Willmanns Kolumne: Zwetschgen-Lutz und die Whiskeykurve

Unser Kolumnist Frank Willmann war auf Fußball-Forschungsreise am Bodensee. Beim Schweizer Klub FC Kreuzlingen fand er Currywurst aus der Tüte, Alt-Profis auf dem Weg zur Schlachtbank und Viertliga-Helden, die nach Schnaps benannt sind. Eine Entdeckungstour.

Meine Lieblingsbeschäftigung ist die Fußballfeldforschung. So konnte es nicht ausbleiben, dass ich mich eines schönen Tages in die Schweiz aufmachte. In Berlin ruht wetterbedingt seit Monaten der Ball, in der Schweiz sollen der Sage nach in Bodenseenähe Ballspielende Buben gesichtet worden sein.

Schweizer wie Berliner werden vom gleichen Nachtmahr geplagt. Es ist der Schwabe, der in seiner vielfältigen Gestalt nicht nur die Hirne okkupiert. Ich kam auf meiner kleinen Reise mit drei verschiedenen Dialekten des Schweizerdeutsch in Berührung. In Kreuzlingen am Bodensee, klang die Schweizer Bezeichnung für uns Deutsche nach „Schwaab“. In St. Gallen hörten meine Ohren ein „Schwoobe“. In Bern wandelte sich der Begriff in „Schwoabeoi“. Oder so ähnlich. Gemeint ist sozusagen immer das Gleiche: der dicke Bruder aus dem Norden, der über die Jahrhunderte das Schweizer Paradies berückt. Deutschland = Schwaben. Wir Deutschen erfreuen uns im Ausland nicht überall außergewöhnlicher Beliebtheit.

Kreuzlingen und Konstanz sind heute für die jüngere Generation praktisch eine Stadt. Das ließ sich auch beim Fußball beobachten, etwa zehn Prozent der 150 Zuschauer des FC Kreuzlingen sind deutsch. Kreuzlingen kickt in der vierten Schweizer Liga, Konstanz ist fußballerisch bedeutungslos. Obwohl dort, im Gegensatz zu Kreuzlingen, ein massiges Stadion steht. Warum weiß keiner. Gehört sich wahrscheinlich für die ortsansässigen Schwaben so.  

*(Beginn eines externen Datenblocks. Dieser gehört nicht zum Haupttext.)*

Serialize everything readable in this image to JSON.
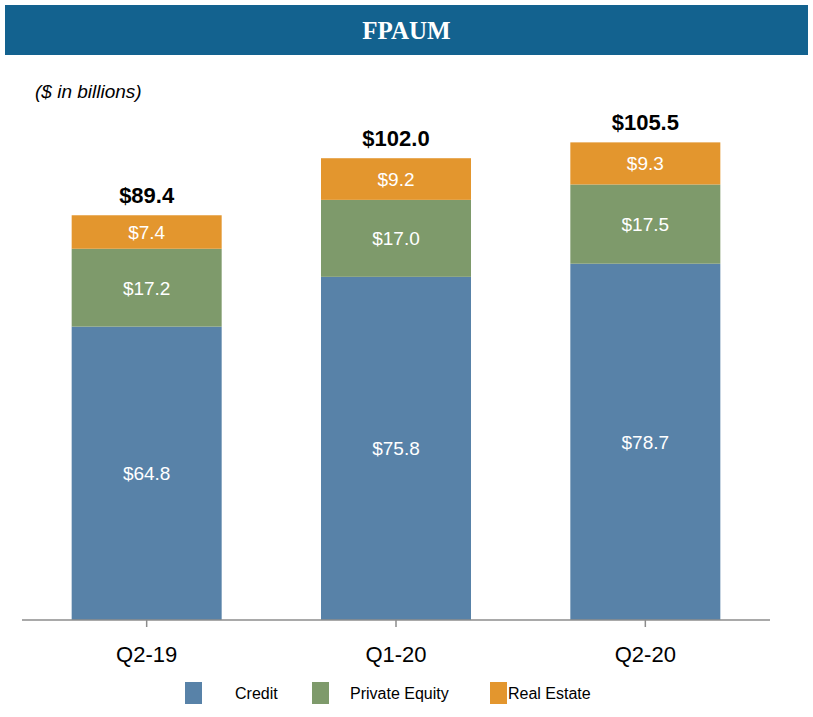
{
  "chart_data": {
    "type": "bar",
    "title": "FPAUM",
    "subtitle": "($ in billions)",
    "categories": [
      "Q2-19",
      "Q1-20",
      "Q2-20"
    ],
    "series": [
      {
        "name": "Credit",
        "color": "#5882a8",
        "values": [
          64.8,
          75.8,
          78.7
        ],
        "value_labels": [
          "$64.8",
          "$75.8",
          "$78.7"
        ]
      },
      {
        "name": "Private Equity",
        "color": "#7e9a6b",
        "values": [
          17.2,
          17.0,
          17.5
        ],
        "value_labels": [
          "$17.2",
          "$17.0",
          "$17.5"
        ]
      },
      {
        "name": "Real Estate",
        "color": "#e3962e",
        "values": [
          7.4,
          9.2,
          9.3
        ],
        "value_labels": [
          "$7.4",
          "$9.2",
          "$9.3"
        ]
      }
    ],
    "totals": [
      89.4,
      102.0,
      105.5
    ],
    "total_labels": [
      "$89.4",
      "$102.0",
      "$105.5"
    ],
    "ylim": [
      0,
      110
    ],
    "stacked": true,
    "data_labels": true,
    "grid": false,
    "legend": "bottom",
    "tick_labels": "x"
  }
}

Forellen, Wölfe und Schützengrabenbier

Der Bodensee wird bestrahlt von der Sonne. Lange, bereifte Gräser lugen aus dem See und grüßen den Reisenden. Ich halte aus Neugierde an und betrachtete den sehr sauberen See. Ich sehe unter mir in zwei Meter Tiefe den Forellen beim Liebesspiel zu. Der schluchzende Nordwind, der mich aus der fernen Ostzone bis in die Schweiz begleitet hat, bringt bissige, feuchte Kälte. Nebel steigt. Ich denke kurz an ungute Wölfe, erinnere mich aber schnell daran, wie man in den Alpenrepubliken Problemtiere kuriert.

Der Schweizer trinkt zum Fußball gern Schützengrabenbier (oder so ähnlich) und verwöhnt sich mit Currywurst. Die Wurst steckt in einer Tüte. Wenn man beispielsweise in St. Gallen Senf auf die Wurst packt, schütteln die Leute die Köpfe. In Kreuzlingen und Bern wiederum, schütteln die Leute die Köpfe, wenn man keinen Senf auf die Wurst macht.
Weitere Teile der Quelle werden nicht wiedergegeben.